Here, you have to lower Relax IR before generating LLVM, through tvm.relax.build that gives a VMExecutable of which you retrieve the module.
It’s usually simpler to get llvm code from TIR (that you can get from lowering Relax to TIR, for example with tvm.relax.transform.LegalizeOps)

@I.ir_module
class TirModule:
    @T.prim_func
    def add(x: T.Buffer((T.int64(3), T.int64(4)), "float32"), y: T.Buffer((T.int64(3), T.int64(4)), "float32"), T_add: T.Buffer((T.int64(3), T.int64(4)), "float32")):
        T.func_attr({"tir.noalias": T.bool(True)})
        # with T.block("root"):
        for ax0, ax1 in T.grid(T.int64(3), T.int64(4)):
            with T.block("T_add"):
                v_ax0, v_ax1 = T.axis.remap("SS", [ax0, ax1])
                T.reads(x[v_ax0, v_ax1], y[v_ax0, v_ax1])
                T.writes(T_add[v_ax0, v_ax1])
                T_add[v_ax0, v_ax1] = x[v_ax0, v_ax1] + y[v_ax0, v_ax1]

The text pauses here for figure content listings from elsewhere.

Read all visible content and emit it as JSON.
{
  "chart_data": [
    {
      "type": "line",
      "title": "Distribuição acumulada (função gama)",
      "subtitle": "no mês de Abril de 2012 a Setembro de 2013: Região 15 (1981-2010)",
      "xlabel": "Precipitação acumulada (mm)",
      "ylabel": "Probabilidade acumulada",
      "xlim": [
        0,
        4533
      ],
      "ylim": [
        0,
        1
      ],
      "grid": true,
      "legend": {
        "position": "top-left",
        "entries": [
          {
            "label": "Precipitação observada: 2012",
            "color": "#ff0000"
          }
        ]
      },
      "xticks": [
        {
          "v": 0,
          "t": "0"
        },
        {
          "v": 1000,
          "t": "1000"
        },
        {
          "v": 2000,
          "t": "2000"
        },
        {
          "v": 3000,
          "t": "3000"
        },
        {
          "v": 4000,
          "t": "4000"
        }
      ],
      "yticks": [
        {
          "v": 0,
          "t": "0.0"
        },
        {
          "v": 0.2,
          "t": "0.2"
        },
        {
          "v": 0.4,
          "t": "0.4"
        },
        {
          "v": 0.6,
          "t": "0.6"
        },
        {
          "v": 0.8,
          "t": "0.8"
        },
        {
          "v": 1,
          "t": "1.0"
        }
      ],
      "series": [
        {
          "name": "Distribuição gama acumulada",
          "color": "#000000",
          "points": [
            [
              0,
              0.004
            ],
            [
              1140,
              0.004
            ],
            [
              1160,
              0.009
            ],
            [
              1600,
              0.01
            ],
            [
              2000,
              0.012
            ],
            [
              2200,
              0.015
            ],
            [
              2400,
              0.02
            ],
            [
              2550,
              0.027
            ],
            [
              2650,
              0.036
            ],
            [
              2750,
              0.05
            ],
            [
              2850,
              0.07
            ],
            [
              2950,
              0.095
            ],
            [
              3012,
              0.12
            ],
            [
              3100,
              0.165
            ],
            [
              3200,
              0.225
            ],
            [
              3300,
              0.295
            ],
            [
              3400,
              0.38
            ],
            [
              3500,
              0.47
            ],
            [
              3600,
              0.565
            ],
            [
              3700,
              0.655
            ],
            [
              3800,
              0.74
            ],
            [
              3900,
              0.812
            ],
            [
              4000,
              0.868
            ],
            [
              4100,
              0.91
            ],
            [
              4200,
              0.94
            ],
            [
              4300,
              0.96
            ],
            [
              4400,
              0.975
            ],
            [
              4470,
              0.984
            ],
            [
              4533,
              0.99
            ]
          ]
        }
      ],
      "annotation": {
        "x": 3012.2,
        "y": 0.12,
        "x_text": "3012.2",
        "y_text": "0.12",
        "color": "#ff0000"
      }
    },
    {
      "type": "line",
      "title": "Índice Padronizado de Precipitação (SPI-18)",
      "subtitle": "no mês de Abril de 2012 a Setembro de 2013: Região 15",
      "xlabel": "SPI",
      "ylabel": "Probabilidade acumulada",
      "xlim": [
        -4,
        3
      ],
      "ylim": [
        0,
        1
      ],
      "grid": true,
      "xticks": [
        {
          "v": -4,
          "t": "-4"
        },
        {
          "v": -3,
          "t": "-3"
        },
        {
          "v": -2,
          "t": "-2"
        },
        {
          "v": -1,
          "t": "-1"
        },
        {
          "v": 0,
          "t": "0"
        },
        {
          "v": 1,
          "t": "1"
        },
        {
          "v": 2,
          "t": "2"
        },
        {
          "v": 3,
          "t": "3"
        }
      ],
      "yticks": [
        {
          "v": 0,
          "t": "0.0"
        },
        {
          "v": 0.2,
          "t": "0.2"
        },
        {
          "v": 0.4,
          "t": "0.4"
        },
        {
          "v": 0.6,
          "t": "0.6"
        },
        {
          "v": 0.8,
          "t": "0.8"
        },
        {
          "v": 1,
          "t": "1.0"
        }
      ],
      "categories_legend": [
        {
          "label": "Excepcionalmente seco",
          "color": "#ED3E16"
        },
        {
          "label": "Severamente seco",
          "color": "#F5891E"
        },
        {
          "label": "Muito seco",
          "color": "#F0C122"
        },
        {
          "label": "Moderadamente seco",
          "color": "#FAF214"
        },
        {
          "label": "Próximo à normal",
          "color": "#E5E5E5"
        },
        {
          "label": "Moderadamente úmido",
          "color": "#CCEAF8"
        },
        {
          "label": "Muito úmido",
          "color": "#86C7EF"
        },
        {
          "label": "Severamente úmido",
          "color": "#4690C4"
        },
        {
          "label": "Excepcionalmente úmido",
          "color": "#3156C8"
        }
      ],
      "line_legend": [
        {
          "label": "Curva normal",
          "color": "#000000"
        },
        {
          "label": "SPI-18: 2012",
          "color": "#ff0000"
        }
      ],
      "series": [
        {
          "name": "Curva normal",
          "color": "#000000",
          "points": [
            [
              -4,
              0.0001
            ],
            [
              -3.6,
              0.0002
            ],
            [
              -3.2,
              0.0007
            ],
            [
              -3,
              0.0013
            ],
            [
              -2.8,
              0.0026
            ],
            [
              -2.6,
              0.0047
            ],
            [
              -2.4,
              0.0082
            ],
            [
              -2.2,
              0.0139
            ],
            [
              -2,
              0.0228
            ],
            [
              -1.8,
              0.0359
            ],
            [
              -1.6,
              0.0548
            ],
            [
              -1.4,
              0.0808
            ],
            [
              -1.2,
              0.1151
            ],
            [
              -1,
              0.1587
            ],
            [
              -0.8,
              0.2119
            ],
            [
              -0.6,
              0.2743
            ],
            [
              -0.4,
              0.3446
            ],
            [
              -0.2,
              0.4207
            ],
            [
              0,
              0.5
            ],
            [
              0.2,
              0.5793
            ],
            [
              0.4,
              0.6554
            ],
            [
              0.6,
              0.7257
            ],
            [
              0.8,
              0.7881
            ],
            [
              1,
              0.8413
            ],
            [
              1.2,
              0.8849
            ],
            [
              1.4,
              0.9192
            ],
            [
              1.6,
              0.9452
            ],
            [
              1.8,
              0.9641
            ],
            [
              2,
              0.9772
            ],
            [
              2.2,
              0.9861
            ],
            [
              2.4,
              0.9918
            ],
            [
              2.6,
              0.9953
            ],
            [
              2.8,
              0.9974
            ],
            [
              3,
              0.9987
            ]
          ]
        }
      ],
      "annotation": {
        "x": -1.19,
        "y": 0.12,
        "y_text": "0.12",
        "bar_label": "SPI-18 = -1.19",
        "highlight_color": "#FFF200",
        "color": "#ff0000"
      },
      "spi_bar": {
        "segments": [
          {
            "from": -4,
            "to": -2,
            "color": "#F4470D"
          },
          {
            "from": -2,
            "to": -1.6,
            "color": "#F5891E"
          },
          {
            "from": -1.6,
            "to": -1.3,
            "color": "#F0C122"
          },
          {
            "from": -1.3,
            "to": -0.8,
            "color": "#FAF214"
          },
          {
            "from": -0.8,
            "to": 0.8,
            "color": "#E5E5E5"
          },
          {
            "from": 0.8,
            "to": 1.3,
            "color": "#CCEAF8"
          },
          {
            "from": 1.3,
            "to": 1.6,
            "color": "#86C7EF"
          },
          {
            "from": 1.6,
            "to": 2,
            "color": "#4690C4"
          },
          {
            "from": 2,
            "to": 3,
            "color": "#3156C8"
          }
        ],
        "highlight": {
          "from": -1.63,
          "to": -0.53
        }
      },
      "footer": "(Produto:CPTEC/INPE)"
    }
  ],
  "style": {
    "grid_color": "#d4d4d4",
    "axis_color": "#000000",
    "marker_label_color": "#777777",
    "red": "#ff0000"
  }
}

print(tvm.build(TirModule, target="c").get_source()) # or target="llvm" of course

I’d suggest looking at tir_to_runtime. This function calls codegen_build which in turn calls the appropriate target build function (e.g., target.build.llvm for the llvm target).

Yes, this solves my problem. Thank you. To me, the most confusing part is the python object hierarchy: so you write a Relax module (tvm.ir.module.IRModule), get a VMExecutable (tvm.relax.vm_build.VMExecutable) after relax.build() the module, the returned object has a method as_text() to show some kindof VM-instr representation and can be emulated on the host machine. Yet, there is a “lowered module” (tvm.runtime.module.Module) that can be either retrieved by VMExecutable.mod or directly from hand-written TE/TIR script, and only the lower Module can be built by tvm.build().

P.S. Would appreciate if these info is updated in the official tutorial sample code and well-documented.